- Tesla announced S&P 500 debut on Friday.
- The company made its debut on Monday, December 21.
- The Shares for the Company fell 6.5%.
The S&P 500 is a stock market index evaluating the performance of 500 major companies listed in the United States on stock exchanges.
After rising to a record high on Friday in a frantic day of trading, Tesla Inc made its much-awaited debut in the benchmark S&P 500 index on Monday, December 21.
Tesla Falls at Stock Market
The S&P 500 debut of Tesla does not look so fine. On Monday, the shares shed 6.5 percent as investors who purchased the stock encashed in anticipation of its entry into the benchmark.

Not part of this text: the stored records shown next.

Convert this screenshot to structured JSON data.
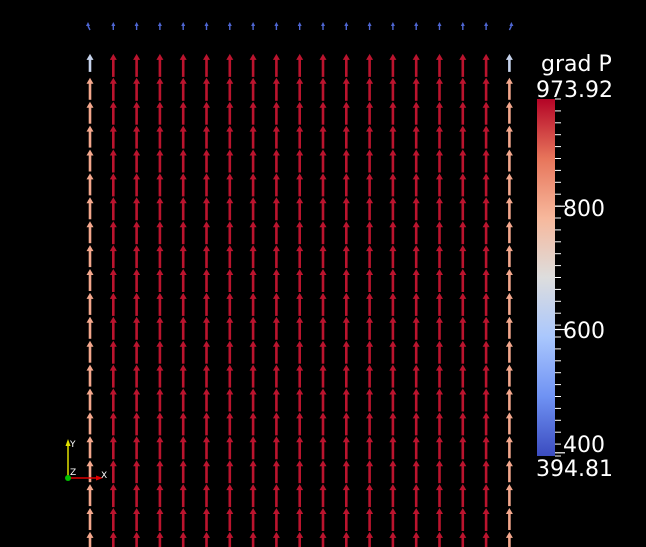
{
  "colorbar": {
    "title": "grad P",
    "range": [
      394.81,
      973.92
    ],
    "max_label": "973.92",
    "min_label": "394.81",
    "ticks": [
      {
        "value": 800,
        "label": "800"
      },
      {
        "value": 600,
        "label": "600"
      },
      {
        "value": 400,
        "label": "400"
      }
    ],
    "colormap": [
      "#3b4cc0",
      "#6f92f3",
      "#aac7fd",
      "#dddddd",
      "#f7b89c",
      "#e7755b",
      "#b40426"
    ]
  },
  "axes_triad": {
    "labels": {
      "y": "Y",
      "z": "Z",
      "x": "X"
    },
    "colors": {
      "y": "#e0e000",
      "z": "#00c000",
      "x": "#e00000"
    }
  },
  "glyph_field": {
    "columns": 19,
    "rows": 22,
    "top_row_value": 430,
    "edge_column_value": 805,
    "second_row_edge_value": 640,
    "interior_value": 960
  }
}
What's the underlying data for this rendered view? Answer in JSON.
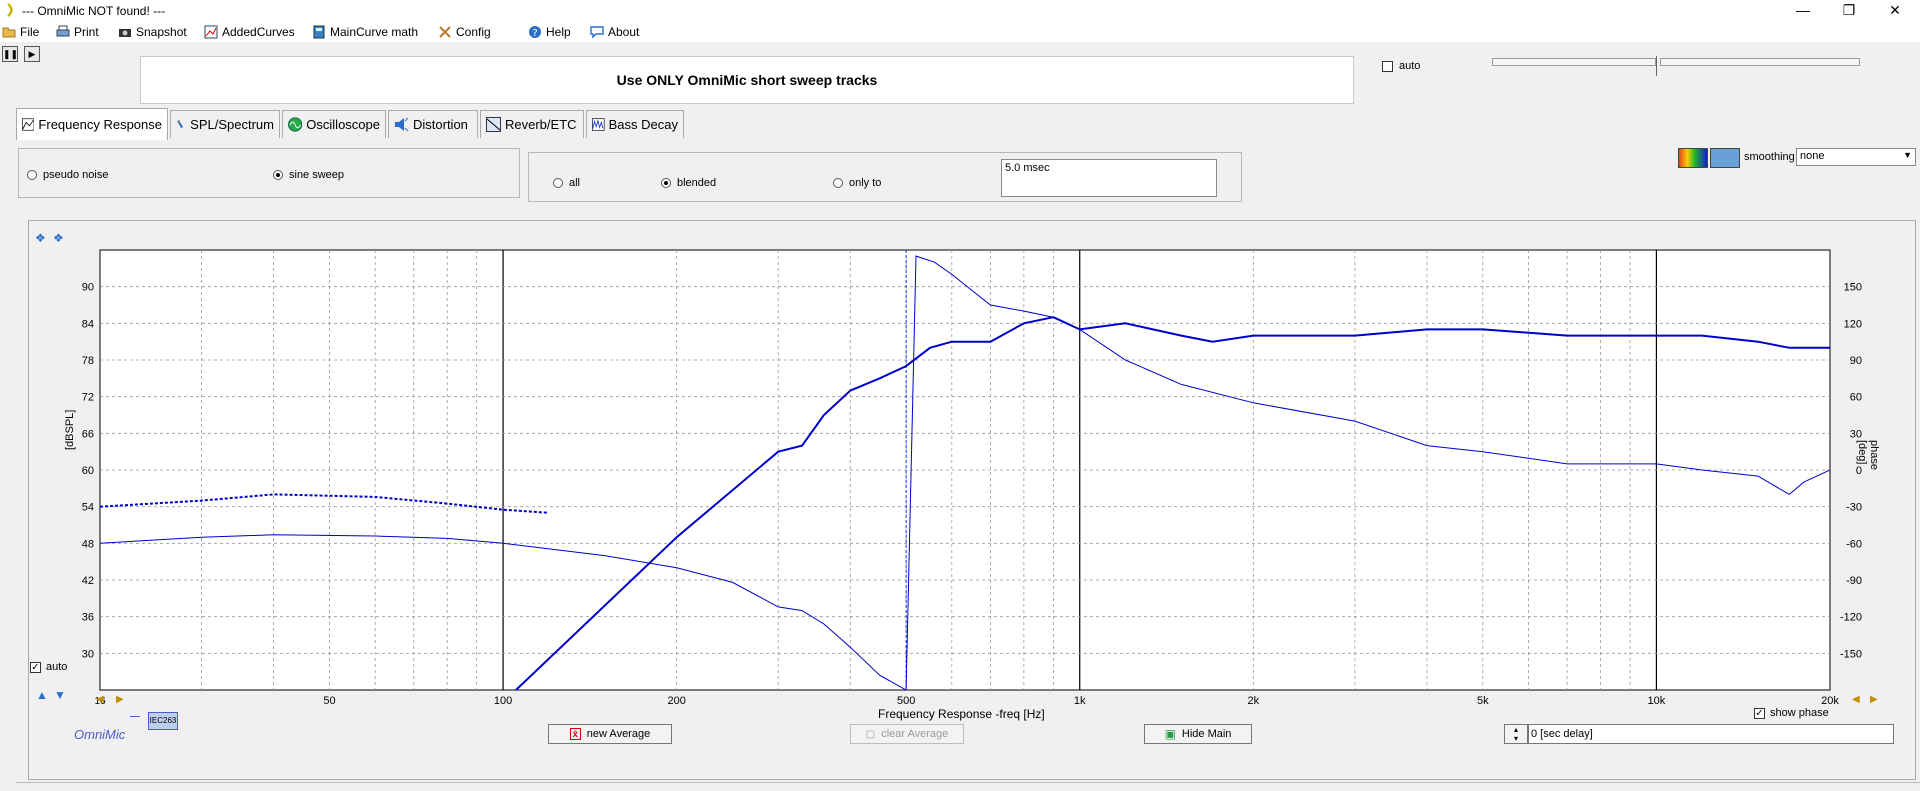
{
  "window": {
    "title": "--- OmniMic NOT found! ---"
  },
  "menu": [
    {
      "label": "File",
      "icon": "folder-icon"
    },
    {
      "label": "Print",
      "icon": "printer-icon"
    },
    {
      "label": "Snapshot",
      "icon": "camera-icon"
    },
    {
      "label": "AddedCurves",
      "icon": "curves-icon"
    },
    {
      "label": "MainCurve math",
      "icon": "calculator-icon"
    },
    {
      "label": "Config",
      "icon": "tools-icon"
    },
    {
      "label": "Help",
      "icon": "help-icon"
    },
    {
      "label": "About",
      "icon": "speech-bubble-icon"
    }
  ],
  "message": "Use ONLY OmniMic short sweep tracks",
  "auto_top": {
    "label": "auto",
    "checked": false
  },
  "tabs": [
    {
      "label": "Frequency Response",
      "active": true
    },
    {
      "label": "SPL/Spectrum",
      "active": false
    },
    {
      "label": "Oscilloscope",
      "active": false
    },
    {
      "label": "Distortion",
      "active": false
    },
    {
      "label": "Reverb/ETC",
      "active": false
    },
    {
      "label": "Bass Decay",
      "active": false
    }
  ],
  "signal_group": {
    "options": [
      {
        "label": "pseudo noise",
        "selected": false
      },
      {
        "label": "sine sweep",
        "selected": true
      }
    ]
  },
  "window_group": {
    "options": [
      {
        "label": "all",
        "selected": false
      },
      {
        "label": "blended",
        "selected": true
      },
      {
        "label": "only to",
        "selected": false
      }
    ],
    "msec_value": "5.0 msec"
  },
  "smoothing": {
    "label": "smoothing",
    "value": "none"
  },
  "chart_data": {
    "type": "line",
    "xlabel": "Frequency Response -freq [Hz]",
    "ylabel": "[dBSPL]",
    "ylabel_right": "phase [deg]",
    "x_scale": "log",
    "xlim": [
      20,
      20000
    ],
    "ylim": [
      24,
      96
    ],
    "ylim_right": [
      -180,
      180
    ],
    "x_ticks": [
      {
        "v": 50,
        "label": "50"
      },
      {
        "v": 100,
        "label": "100"
      },
      {
        "v": 200,
        "label": "200"
      },
      {
        "v": 500,
        "label": "500"
      },
      {
        "v": 1000,
        "label": "1k"
      },
      {
        "v": 2000,
        "label": "2k"
      },
      {
        "v": 5000,
        "label": "5k"
      },
      {
        "v": 10000,
        "label": "10k"
      },
      {
        "v": 20000,
        "label": "20k"
      }
    ],
    "first_tick_label": "16",
    "y_ticks": [
      30,
      36,
      42,
      48,
      54,
      60,
      66,
      72,
      78,
      84,
      90
    ],
    "y_ticks_right": [
      -150,
      -120,
      -90,
      -60,
      -30,
      0,
      30,
      60,
      90,
      120,
      150
    ],
    "marker_freq": 500,
    "grid": true,
    "series": [
      {
        "type": "magnitude",
        "x": [
          100,
          200,
          300,
          330,
          360,
          400,
          450,
          500,
          550,
          600,
          700,
          800,
          900,
          1000,
          1200,
          1500,
          1700,
          2000,
          3000,
          4000,
          5000,
          7000,
          10000,
          12000,
          15000,
          17000,
          20000
        ],
        "y": [
          22,
          49,
          63,
          64,
          69,
          73,
          75,
          77,
          80,
          81,
          81,
          84,
          85,
          83,
          84,
          82,
          81,
          82,
          82,
          83,
          83,
          82,
          82,
          82,
          81,
          80,
          80
        ]
      },
      {
        "type": "magnitude",
        "style": "dashed",
        "x": [
          20,
          30,
          40,
          60,
          80,
          100,
          120
        ],
        "y": [
          54,
          55,
          56,
          55.6,
          54.5,
          53.5,
          53
        ]
      },
      {
        "type": "phase",
        "x": [
          20,
          30,
          40,
          60,
          80,
          100,
          150,
          200,
          250,
          300,
          330,
          360,
          400,
          450,
          500,
          520,
          560,
          600,
          700,
          800,
          900,
          1000,
          1200,
          1500,
          2000,
          3000,
          4000,
          5000,
          7000,
          10000,
          12000,
          15000,
          17000,
          18000,
          20000
        ],
        "y": [
          -60,
          -55,
          -53,
          -54,
          -56,
          -60,
          -70,
          -80,
          -92,
          -112,
          -115,
          -126,
          -145,
          -168,
          -180,
          175,
          170,
          160,
          135,
          130,
          125,
          115,
          90,
          70,
          55,
          40,
          20,
          15,
          5,
          5,
          0,
          -5,
          -20,
          -10,
          0
        ]
      }
    ]
  },
  "auto_chart": {
    "label": "auto",
    "checked": true
  },
  "show_phase": {
    "label": "show phase",
    "checked": true
  },
  "brand": {
    "label": "OmniMic",
    "badge": "IEC263"
  },
  "buttons": {
    "new_average": "new Average",
    "clear_average": "clear Average",
    "hide_main": "Hide Main"
  },
  "delay": {
    "value": "0 [sec delay]"
  },
  "colors": {
    "curve": "#0000cc",
    "grid": "#888888",
    "accent": "#4b5bcc"
  }
}
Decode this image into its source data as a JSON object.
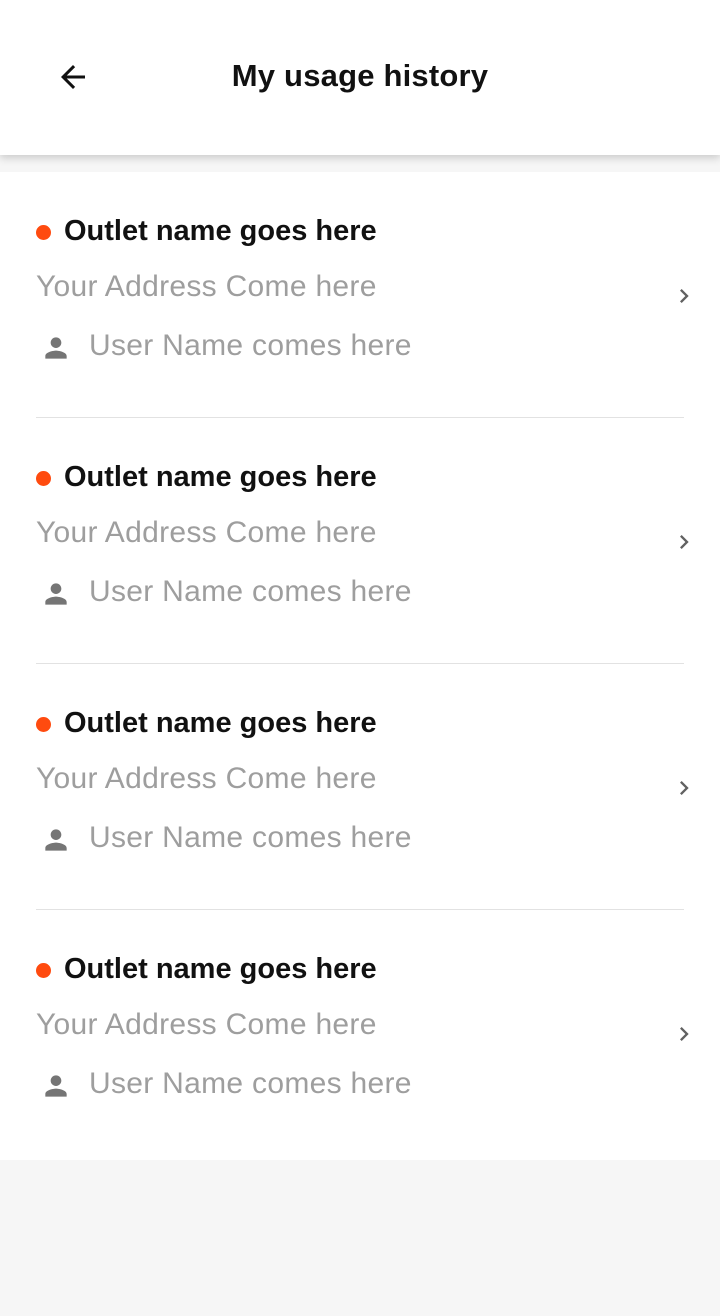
{
  "header": {
    "title": "My usage history",
    "back_icon": "arrow-left-icon"
  },
  "colors": {
    "accent": "#ff4b0f",
    "primary_text": "#111111",
    "secondary_text": "#9e9e9e",
    "icon": "#757575"
  },
  "history": {
    "items": [
      {
        "outlet_name": "Outlet name goes here",
        "address": "Your Address Come here",
        "user_name": "User Name comes here"
      },
      {
        "outlet_name": "Outlet name goes here",
        "address": "Your Address Come here",
        "user_name": "User Name comes here"
      },
      {
        "outlet_name": "Outlet name goes here",
        "address": "Your Address Come here",
        "user_name": "User Name comes here"
      },
      {
        "outlet_name": "Outlet name goes here",
        "address": "Your Address Come here",
        "user_name": "User Name comes here"
      }
    ]
  }
}
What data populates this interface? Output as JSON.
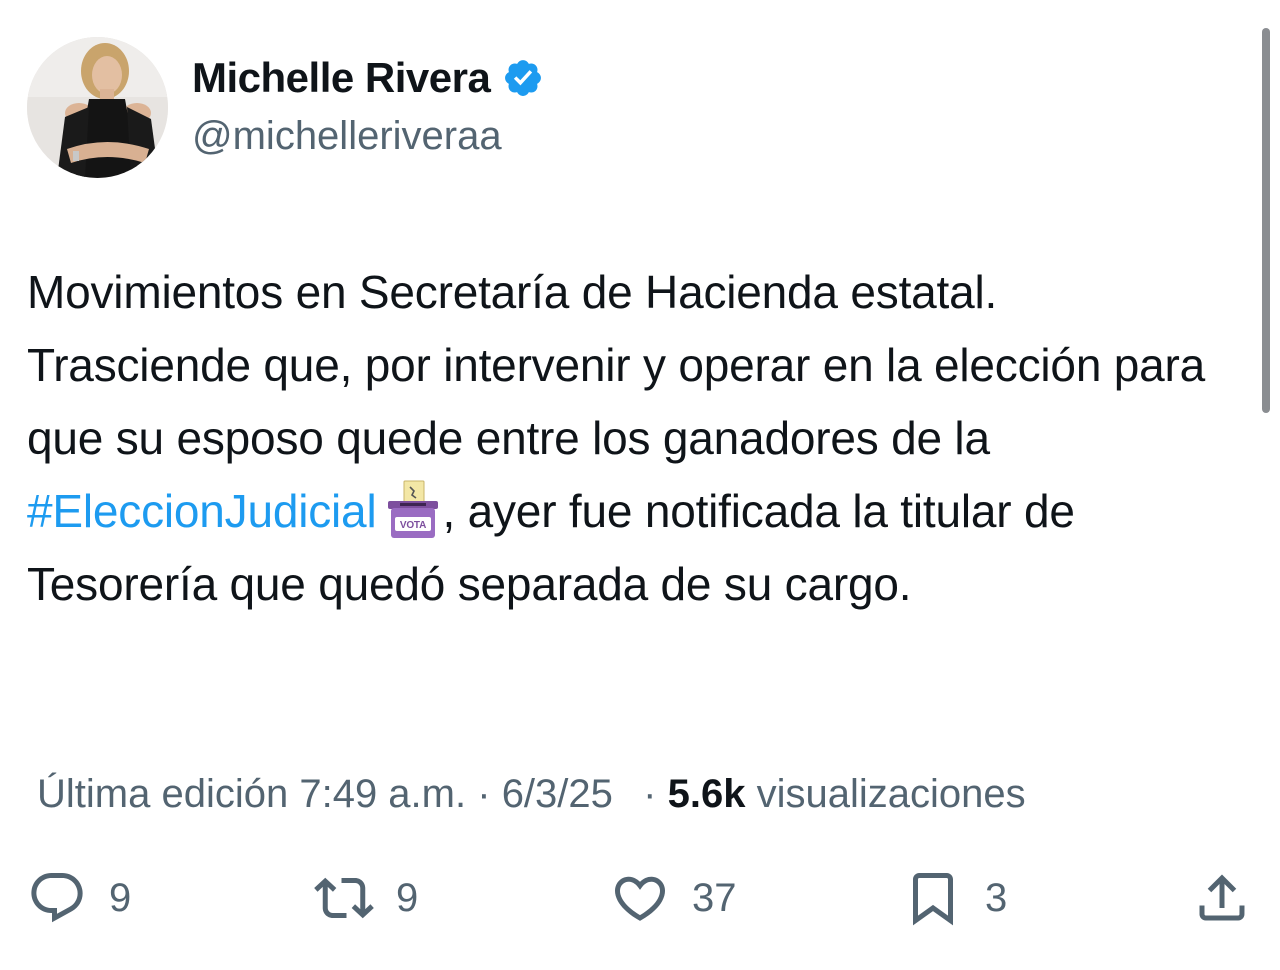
{
  "author": {
    "display_name": "Michelle Rivera",
    "handle": "@michelleriveraa",
    "verified": true,
    "avatar": "profile-photo"
  },
  "tweet": {
    "text_before": "Movimientos en Secretaría de Hacienda estatal. Trasciende que, por intervenir y operar en la elección para que su esposo quede entre los ganadores de la ",
    "hashtag": "#EleccionJudicial",
    "emoji_label": "VOTA",
    "text_after": ", ayer fue notificada la titular de Tesorería que quedó separada de su cargo."
  },
  "meta": {
    "edited_label": "Última edición",
    "time": "7:49 a.m.",
    "separator": "·",
    "date": "6/3/25",
    "views_count": "5.6k",
    "views_label": "visualizaciones"
  },
  "actions": {
    "replies": "9",
    "reposts": "9",
    "likes": "37",
    "bookmarks": "3"
  },
  "colors": {
    "accent": "#1d9bf0",
    "text": "#0f1419",
    "secondary": "#536471"
  }
}
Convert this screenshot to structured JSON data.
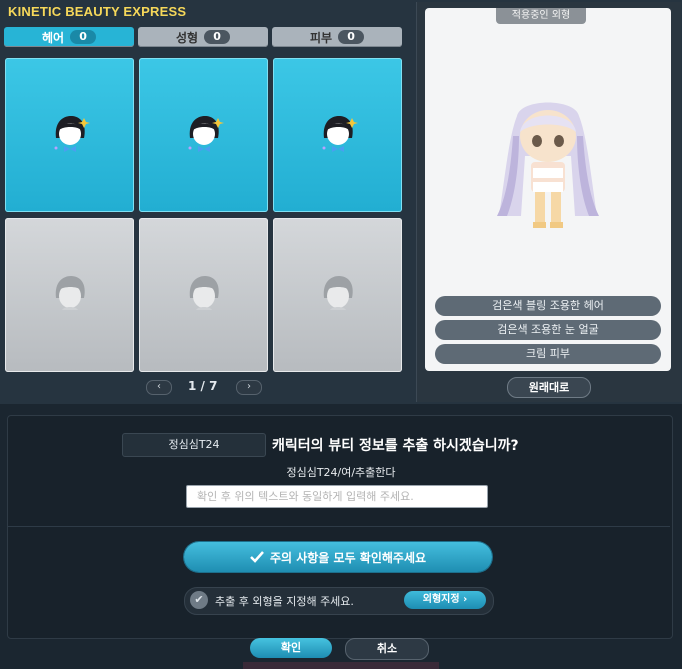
{
  "window": {
    "title": "KINETIC BEAUTY EXPRESS"
  },
  "tabs": [
    {
      "label": "헤어",
      "count": "0"
    },
    {
      "label": "성형",
      "count": "0"
    },
    {
      "label": "피부",
      "count": "0"
    }
  ],
  "grid": {
    "items": [
      {
        "state": "available"
      },
      {
        "state": "available"
      },
      {
        "state": "available"
      },
      {
        "state": "empty"
      },
      {
        "state": "empty"
      },
      {
        "state": "empty"
      }
    ]
  },
  "pagination": {
    "prev": "‹",
    "page": "1 / 7",
    "next": "›"
  },
  "preview": {
    "label": "적용중인 외형",
    "looks": [
      "검은색 블링 조용한 헤어",
      "검은색 조용한 눈 얼굴",
      "크림 피부"
    ],
    "reset_label": "원래대로"
  },
  "dialog": {
    "character_name": "정심심T24",
    "question": "캐릭터의 뷰티 정보를 추출 하시겠습니까?",
    "instruction": "정심심T24/여/추출한다",
    "input_placeholder": "확인 후 위의 텍스트와 동일하게 입력해 주세요.",
    "input_value": "",
    "notice_button": "주의 사항을 모두 확인해주세요",
    "set_look_text": "추출 후 외형을 지정해 주세요.",
    "designate_button": "외형지정",
    "ok_button": "확인",
    "cancel_button": "취소"
  },
  "colors": {
    "accent": "#27b4d6",
    "title": "#f6d85a",
    "panel": "#263440"
  }
}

Following a study that Apple too is going ahead with its production of electric vehicles. The stock dropped to its session low.
In the index, the electric car manufacturer has a 1.69 percent weighting, the fifth highest. When counting Alphabet’s share classes together, it is the sixth-largest business in the large-cap benchmark.
Image Courtesy of CNBC
After a more virulent form of the coronavirus in Britain ignited concerns of new disturbances, Wall Street was down broadly.
Still a Great Year for Tesla!
Tesla is an electric car producer owned by billionaire Elon Musk, the most valuable brand ever to be listed in the key benchmark of Wall Street. It also accounted for a weight of 1.69 percent in the index before trading on Monday.
Since mid-November, when Tesla’s debut in the S&P 500 was revealed, the shares have risen by some 70 percent and have soared by around 700 percent so far in 2020.
According to S&P Dow Jones Indices analyst Howard Silverblatt, Tesla’s addition to the S&P 500 led index-tracking funds to buy $90 billion of stock by the end of Friday, so their portfolios mirrored the index.
The change was successful prior to the opening on Monday. Also, Tesla is replacing Apartment Investment and Management Co.
Tesla’s rally in California has put its market cap at approximately $630 billion. The sixth most valuable U.S. publicly traded firm, although many investors see it as wildly overvalued.
Some investors have speculated that Tesla’s stock could sell-off after its addition to the S&P 500 as demand subsides.